Does anybody know if I can use my iPod iTouch as a bluetooth remote for my Nikon D-5000?


----------



## Josh66 (Dec 26, 2009)

Does the D-5000 have bluetooth?

Wouldn't really surprise me, but I haven't heard anything about it.

If it does - I guess as long as somebody has made some kind of app to do it, it should be possible...


----------



## iflynething (Dec 26, 2009)

You're going to have to invest in a Wireless Transmitter and go through your home or some other wireless network to get that to work. 

I was going to try that with my unlocked iTouch with some different apps that are available, but it's not worth the trouble to me. 

What are your needs for it? Range and stuff? You could use a wired remote unless you just want to have the cool factor?

~Michael~


----------



## edouble (Dec 26, 2009)

There is an app(BlueCam Pro) out for $0.99 that allows you to use an iTouch as a bluetooth remote for bluetooth enabled cameras.

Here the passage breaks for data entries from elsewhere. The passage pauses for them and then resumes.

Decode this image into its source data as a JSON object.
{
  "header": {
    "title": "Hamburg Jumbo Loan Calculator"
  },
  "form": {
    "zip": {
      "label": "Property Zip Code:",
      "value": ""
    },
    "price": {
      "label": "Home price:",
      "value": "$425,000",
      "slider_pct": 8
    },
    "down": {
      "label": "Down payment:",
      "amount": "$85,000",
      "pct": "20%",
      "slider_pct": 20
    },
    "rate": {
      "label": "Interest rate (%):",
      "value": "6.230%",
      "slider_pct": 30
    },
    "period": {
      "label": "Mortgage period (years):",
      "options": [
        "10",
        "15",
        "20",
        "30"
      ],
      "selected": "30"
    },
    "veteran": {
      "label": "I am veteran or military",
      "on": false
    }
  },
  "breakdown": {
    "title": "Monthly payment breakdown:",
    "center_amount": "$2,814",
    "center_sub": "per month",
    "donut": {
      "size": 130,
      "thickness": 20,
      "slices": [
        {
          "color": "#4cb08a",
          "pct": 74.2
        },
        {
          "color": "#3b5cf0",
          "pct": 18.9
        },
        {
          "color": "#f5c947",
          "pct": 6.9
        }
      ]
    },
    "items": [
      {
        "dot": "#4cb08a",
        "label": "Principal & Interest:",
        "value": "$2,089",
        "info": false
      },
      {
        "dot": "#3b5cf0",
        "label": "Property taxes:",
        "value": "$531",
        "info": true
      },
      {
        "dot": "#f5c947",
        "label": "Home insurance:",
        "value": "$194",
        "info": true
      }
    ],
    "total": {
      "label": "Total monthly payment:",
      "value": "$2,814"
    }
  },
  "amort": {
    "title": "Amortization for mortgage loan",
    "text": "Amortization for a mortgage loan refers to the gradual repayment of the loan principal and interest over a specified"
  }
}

I figured that it would be cheaper to use my iTouch than it would be to buy the Nikon wireless remote.

I dont know if my D-5000 has bluetooth capabilities?


----------



## KmH (Dec 26, 2009)

edouble said:


> Does anybody know if I can use my iPod iTouch as a bluetooth remote for my Nikon D-5000?


Yes, no. Nikon ML-L3. They're inexpensive.

The D5000 doesn't have a Bluetooth capability.


----------



## edouble (Dec 26, 2009)

KmH said:


> edouble said:
> 
> 
> > Does anybody know if I can use my iPod iTouch as a bluetooth remote for my Nikon D-5000?
> ...



I didnt think it was Bluetooth enabled :thumbdown: The manual didnt say anything about it.


----------



## Garbz (Dec 26, 2009)

Don't despair. No one but the seasoned professionals are really reckless enough with their hard earned money to buy the Nikon remotes. Not when there are 100 different types for every camera available on ebay for one tiny fraction of the price.

Just search for D5000 remote on ebay, and you'll end up with all sorts of remotes with all sorts of different features and none anywhere near the retail price of the Nikon ones.


----------



## edouble (Dec 26, 2009)

I agree. A quick search showed that every ML-L3 either came with a tripod, lens cover or cleaning kit or a combination of them all.


----------